Don Lemon interviews Pharrell about Ferguson

CNN’s Don Lemon recently sat down with artist Pharrell Williams to discuss the slaying of Michael Brown and the events in Ferguson:

Around the 1:20 mark, Lemon mentions the Facebook campaign to get black men to pull up their pants and wear them around the waist. Pharrell responds by asserting that no one can tell him how to wear his pants.  He goes on to say that saggy pants aren’t a “black thing” bc white people also sag their pants. For the Facebook campaign to be mentioned in the same breath as the events in Ferguson skirts dangerously close to victim blaming. It’s an example of ‘respectability politics’ (which Lemon is quite agreeable to):

On Saturday, Don Lemon listed five steps the black community must require black men to take to become respectable: Stop sagging their pants, stop saying the n-word, stop littering, finish high school, and have fewer children out of wedlock. If black men do those things, they will show that they respect themselves, and then, you see, things will be better. (On Sunday, Lemon welcomed LZ Granderson and Ana Navarro on the air to pat his hand while he groused about the negative response to his comments.)

[…]

But in order to become “respectable,” the targeted group is always encouraged to change. And the changes always, always require the targeted group to become more like the dominant group. If black people act more like white people, or women act more like men, or gays and lesbians act more like straight people, they’ll all see the same outcomes. But the underlying goal of this is to stop being “different.” Act “normally,” and you’ll be treated normally, but if you step outside those boundaries, it is your fault and your fault only.

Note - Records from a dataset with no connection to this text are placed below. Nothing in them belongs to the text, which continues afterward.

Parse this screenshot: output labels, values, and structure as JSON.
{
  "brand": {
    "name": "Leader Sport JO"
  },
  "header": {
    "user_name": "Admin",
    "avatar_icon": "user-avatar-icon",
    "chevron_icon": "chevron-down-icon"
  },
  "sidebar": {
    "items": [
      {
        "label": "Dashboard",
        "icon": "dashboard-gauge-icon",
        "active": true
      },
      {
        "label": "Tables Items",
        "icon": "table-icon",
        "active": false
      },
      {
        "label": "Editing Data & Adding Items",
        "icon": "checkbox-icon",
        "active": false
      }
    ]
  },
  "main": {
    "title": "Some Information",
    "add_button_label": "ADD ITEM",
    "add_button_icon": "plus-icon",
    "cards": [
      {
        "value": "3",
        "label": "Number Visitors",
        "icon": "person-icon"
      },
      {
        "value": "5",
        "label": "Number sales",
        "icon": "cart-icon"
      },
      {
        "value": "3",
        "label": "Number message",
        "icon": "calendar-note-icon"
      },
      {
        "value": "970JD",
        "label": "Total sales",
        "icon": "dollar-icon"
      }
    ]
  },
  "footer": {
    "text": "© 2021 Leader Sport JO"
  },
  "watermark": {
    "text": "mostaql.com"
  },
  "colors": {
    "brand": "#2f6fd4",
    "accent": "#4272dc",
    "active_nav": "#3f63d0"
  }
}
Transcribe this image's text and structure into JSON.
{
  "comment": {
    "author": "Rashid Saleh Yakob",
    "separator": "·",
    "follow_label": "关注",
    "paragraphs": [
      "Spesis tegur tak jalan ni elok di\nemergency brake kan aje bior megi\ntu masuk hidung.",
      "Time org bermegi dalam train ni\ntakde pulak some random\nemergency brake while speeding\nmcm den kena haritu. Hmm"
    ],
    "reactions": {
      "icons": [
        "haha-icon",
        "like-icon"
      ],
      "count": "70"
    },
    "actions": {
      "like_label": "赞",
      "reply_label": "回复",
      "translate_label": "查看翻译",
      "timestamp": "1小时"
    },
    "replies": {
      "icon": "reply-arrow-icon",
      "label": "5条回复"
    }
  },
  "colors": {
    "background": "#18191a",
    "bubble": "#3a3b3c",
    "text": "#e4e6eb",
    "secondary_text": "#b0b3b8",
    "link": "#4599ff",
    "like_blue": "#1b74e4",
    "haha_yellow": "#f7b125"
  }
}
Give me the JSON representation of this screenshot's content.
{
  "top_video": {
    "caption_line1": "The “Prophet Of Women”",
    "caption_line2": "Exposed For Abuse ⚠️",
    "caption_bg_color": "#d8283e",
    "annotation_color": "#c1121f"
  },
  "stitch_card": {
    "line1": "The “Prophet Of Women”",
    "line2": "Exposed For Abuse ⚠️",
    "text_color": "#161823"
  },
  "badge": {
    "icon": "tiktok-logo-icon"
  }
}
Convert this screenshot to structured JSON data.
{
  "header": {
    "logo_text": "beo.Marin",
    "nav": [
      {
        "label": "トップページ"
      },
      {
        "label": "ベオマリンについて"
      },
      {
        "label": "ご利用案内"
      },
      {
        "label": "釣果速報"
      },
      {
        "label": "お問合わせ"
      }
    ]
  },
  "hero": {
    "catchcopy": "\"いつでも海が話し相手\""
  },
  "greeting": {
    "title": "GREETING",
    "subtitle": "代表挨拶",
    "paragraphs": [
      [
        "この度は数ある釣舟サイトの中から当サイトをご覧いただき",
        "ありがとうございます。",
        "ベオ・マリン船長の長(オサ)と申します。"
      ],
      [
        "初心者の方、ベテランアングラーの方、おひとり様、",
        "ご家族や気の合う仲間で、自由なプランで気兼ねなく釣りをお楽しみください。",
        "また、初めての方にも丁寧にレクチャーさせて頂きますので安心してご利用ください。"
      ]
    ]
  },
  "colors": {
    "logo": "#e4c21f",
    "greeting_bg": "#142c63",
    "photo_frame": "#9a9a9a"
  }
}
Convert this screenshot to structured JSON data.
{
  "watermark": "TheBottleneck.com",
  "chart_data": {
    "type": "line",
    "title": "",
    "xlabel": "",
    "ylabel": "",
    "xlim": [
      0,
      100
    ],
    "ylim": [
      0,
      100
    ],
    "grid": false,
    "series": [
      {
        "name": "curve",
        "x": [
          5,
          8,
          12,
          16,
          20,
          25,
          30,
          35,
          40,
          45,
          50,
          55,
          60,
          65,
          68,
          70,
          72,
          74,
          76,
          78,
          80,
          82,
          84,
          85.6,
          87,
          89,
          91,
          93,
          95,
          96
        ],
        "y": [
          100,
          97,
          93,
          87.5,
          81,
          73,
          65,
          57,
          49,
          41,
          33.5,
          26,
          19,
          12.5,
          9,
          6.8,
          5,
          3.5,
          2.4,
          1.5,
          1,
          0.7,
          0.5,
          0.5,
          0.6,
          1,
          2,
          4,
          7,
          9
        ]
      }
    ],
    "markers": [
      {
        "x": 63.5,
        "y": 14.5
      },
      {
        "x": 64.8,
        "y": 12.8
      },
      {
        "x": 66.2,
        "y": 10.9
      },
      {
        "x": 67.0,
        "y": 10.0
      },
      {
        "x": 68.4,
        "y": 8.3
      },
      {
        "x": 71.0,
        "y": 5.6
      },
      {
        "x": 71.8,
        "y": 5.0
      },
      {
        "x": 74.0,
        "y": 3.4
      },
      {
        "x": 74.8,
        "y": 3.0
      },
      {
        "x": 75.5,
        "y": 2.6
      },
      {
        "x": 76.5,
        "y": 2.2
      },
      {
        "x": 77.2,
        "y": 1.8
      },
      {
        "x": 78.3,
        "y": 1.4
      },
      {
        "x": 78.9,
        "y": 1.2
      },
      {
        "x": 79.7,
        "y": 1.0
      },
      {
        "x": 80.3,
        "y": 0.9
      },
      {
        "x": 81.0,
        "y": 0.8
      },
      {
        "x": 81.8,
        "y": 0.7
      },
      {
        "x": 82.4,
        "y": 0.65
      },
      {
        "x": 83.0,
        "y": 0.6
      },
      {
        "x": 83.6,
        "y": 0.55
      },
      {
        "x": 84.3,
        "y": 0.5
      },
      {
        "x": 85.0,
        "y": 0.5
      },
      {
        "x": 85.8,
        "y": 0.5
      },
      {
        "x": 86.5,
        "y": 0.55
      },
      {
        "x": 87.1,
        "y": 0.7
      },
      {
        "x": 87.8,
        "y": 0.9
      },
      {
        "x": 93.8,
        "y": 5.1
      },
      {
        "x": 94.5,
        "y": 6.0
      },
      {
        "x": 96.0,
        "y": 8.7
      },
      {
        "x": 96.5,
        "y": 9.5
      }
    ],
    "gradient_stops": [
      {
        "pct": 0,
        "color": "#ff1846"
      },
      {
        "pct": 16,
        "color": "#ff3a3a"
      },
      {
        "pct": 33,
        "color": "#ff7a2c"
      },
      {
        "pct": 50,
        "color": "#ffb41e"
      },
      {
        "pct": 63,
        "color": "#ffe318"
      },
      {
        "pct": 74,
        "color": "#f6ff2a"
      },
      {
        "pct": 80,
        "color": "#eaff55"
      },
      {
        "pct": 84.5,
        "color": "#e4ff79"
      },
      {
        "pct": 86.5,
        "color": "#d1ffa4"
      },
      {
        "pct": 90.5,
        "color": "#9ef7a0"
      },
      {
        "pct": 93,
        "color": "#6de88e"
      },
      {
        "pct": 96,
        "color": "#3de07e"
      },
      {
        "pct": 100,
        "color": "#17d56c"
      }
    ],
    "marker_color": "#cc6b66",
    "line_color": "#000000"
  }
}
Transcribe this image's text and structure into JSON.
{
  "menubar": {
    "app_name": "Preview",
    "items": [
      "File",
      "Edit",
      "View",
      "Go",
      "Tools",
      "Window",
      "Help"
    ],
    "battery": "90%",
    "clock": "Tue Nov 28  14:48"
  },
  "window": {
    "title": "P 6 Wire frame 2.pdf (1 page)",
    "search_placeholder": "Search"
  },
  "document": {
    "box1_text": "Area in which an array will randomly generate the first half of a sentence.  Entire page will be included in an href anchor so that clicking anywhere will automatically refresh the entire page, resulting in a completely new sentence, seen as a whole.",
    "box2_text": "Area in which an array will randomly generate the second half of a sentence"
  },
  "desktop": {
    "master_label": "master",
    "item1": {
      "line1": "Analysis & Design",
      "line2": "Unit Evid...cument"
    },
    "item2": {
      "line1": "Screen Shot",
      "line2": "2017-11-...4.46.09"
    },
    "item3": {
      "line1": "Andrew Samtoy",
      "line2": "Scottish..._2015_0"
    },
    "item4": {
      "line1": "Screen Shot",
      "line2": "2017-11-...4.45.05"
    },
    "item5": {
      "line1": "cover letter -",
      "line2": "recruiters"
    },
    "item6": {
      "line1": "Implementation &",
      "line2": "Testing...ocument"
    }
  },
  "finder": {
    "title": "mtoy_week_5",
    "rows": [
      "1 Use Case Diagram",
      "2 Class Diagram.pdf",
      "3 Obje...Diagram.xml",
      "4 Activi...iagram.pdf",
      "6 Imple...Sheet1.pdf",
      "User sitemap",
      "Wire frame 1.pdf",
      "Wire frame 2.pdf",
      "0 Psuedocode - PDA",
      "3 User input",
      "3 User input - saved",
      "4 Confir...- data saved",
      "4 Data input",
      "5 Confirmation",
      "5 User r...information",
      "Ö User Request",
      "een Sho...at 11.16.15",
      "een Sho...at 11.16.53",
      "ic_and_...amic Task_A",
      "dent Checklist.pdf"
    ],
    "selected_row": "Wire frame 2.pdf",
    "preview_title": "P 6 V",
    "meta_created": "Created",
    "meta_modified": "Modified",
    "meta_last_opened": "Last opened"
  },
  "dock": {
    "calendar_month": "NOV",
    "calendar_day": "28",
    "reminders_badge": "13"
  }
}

Of course, the problem with respectability politics is even if they sound good, they don’t actually mean all that much for real people.

[…]

What respectability politics assume, though, is that any bad outcome for black people is the fault of and can only be solved by black people. More importantly, anything black people do that the arbiter of “respectability” doesn’t like is also a black problem requiring a black solution.

Respectability politics alienate their target from the rest of society. They make their targets uniquely bad and irresponsible in a way that other groups aren’t. White dropout rates aren’t the problem of the white community. White men aren’t lectured as a group about the 627,541 out-of-wedlock births to white mothers in 2010. The only response respectability politics has is to treat the black dropout or the black out-of-wedlock birth as a black failure rather than a societal one. Not only are black people somehow uniquely and voluntarily flawed, all of them are responsible for the failures.

 

If you dress right, you’ll fit in.

If you carry yourself correctly, you’ll be allowed in the club.

If you act in the manner that the majority deems acceptable, you won’t be shot and killed.

This is at the heart of what Lemon is talking about.  Respectability politics shifts the responsibility for the oppression and discrimination faced by a marginalized group from the shoulders of the oppressors onto the shoulders of the oppressed.  It works by telling the oppressed that they can get by and get ahead in life (or not be killed) if they’ll subsume themselves to the desires of others. You can exist, just not on your own terms.  If you choose to exist on your own terms and not do what we say, we can’t be responsible for what befalls you-that’s on you.  That’s what “sagging pants” represents.  The mere mention of the campaign pushes the idea that black people can be more easily accepted into white culture if they pull their pants up and act in a manner white people approve of.

Fuck.

That.

Noise.

As Pharrell rightly states, no one should be dictating to others what they can or cannot wear (this isn’t a discussion of parents telling their child what clothes to wear).  I do wish Pharrell had taken a different tack with his response.  Yes, no one has the right to tell him how he can dress.  But the problem with bringing up sagging pants in a discussion about Michael Brown’s death is that it, somewhat subtly, makes the point that if black people would alter their behavior to make white people more comfortable they won’t get shot and killed.  That’s victim blaming. Instead of Lemon excoriating the actions of Darren Wilson, he chooses to mention the no saggy pants Facebook campaign. As if it’s relevant to the discussion of the slaying of Michael Brown.  To Don Lemon, it’s relevant because he feels that too many black Americans don’t “act right” or “dress right”-and if they started doing things “the right way”, they would be more accepted.  That’s a great message there Lemon- ‘Act White. Stay alive’.  Except not only does it not work that way, it shouldn’t work that way.  Black people should expect to be able to express themselves as they see fit and white America should accept them on those terms.  We don’t exist for the approval of white America.  Yes, we live together in this country. Yes, we need to get along with each other.  But that does not mean we need to lose our individuality or our culture. It doesn’t mean we need to alter our identities so that white America is more accepting of us.  That’s not equality.  That’s assimilation.  As I said before, fuck that noise. The people who need to change their behavior are the Darren Wilson’s of the world.  They are the ones who aren’t acting right.  They are the ones continuing to deny black people the right to exist on their own terms.  They’re not only NOT acting respectable, they’re acting reprehensibly.  Don Lemon needs to wake up and recognize this and call them out.